The Pre-Trade Checklist for Extreme Fear Conditions
Before opening any new perp position when the Fear & Greed Index is this low, run through these four checks in order:
- Check 30-day OI direction: Falling OI plus falling price means you’re trading into a flush, not a trend. Size down accordingly.
- Check current funding rate: Flat or negative funding means the crowd has already de-risked. Strongly positive funding during a fear reading is a contradiction worth investigating before you trade.
- Check liquidation skew over the last 24 hours: A lopsided skew (above 70% on one side) tells you which side just got hurt and how much further the cleanup might run.
- Check where the next liquidation cluster sits: Use a heatmap to find the nearest dense zone above and below current price. That’s where the next bout of forced selling, or forced buying, is likely to come from.
None of these four checks tell you direction on their own. Together, they tell you whether the market is fragile, cleared out, or quietly re-loading, which matters more than any single signal for deciding position size and where to set stops.
Final Thgouhts: Don’t Treat Extreme Fear as a Buy Signal
It’s tempting to read “Extreme Fear” as a contrarian green light, because the index has occasionally preceded recoveries. That history doesn’t make it a timing tool. A market can stay in Extreme Fear for weeks, and falling open interest can keep falling further if spot selling and outflows continue regardless of how cleared out the leverage already is.

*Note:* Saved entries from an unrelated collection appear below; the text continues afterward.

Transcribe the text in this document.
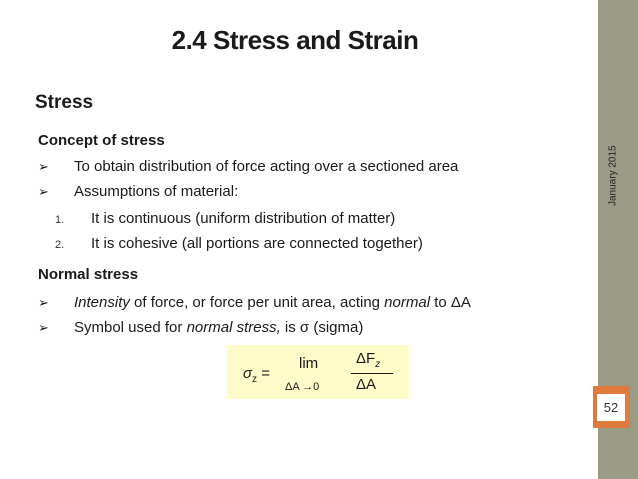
January 2015
52
2.4 Stress and Strain
Stress
Concept of stress
➢ To obtain distribution of force acting over a sectioned area
➢ Assumptions of material:
1. It is continuous (uniform distribution of matter)
2. It is cohesive (all portions are connected together)
Normal stress
➢ Intensity of force, or force per unit area, acting normal to ΔA
➢ Symbol used for normal stress, is σ (sigma)
$\sigma_z$ =
lim
ΔA →0
$\Delta F_z$
ΔA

Treat Extreme Fear as a description of current positioning, not a prediction of what happens next. Leverage magnifies both the entry and the exit in conditions like this. If you do trade through a deleveraging stretch, size smaller than you would in a calmer market, because the same forced-selling mechanic that just flushed other traders’ longs can flush yours too if a fresh leg down arrives.
FAQs
What does a Fear & Greed Index reading of 17 mean? A reading of 17 falls in the Extreme Fear zone (0 to 25), indicating overwhelmingly negative, risk-averse sentiment across crypto markets.
Does falling open interest mean the bottom is in? Not by itself. Falling OI with falling price shows leveraged longs are being cleared out, which can precede stabilization, but spot selling pressure can continue independent of leverage positioning.
What’s the difference between a long flush and a short squeeze? A long flush happens when falling prices force out leveraged long positions, shown by liquidations skewed heavily toward longs. A short squeeze happens when rising prices force shorts to buy back, shown by liquidations skewed toward shorts.
Should I buy when the Fear & Greed Index hits Extreme Fear? Not automatically. Extreme Fear describes current sentiment and positioning, not a guaranteed entry signal. Pair it with OI, funding rate, and liquidation data before deciding.
How often should I check open interest and funding rate before trading perps? Before every new position, especially in volatile stretches. Both numbers can shift meaningfully within a single trading day.
Where can I see liquidation clusters before they happen? Liquidation heatmaps on derivatives data platforms show where dense clusters of leveraged positions sit by price level, which is where forced closures are most likely to trigger.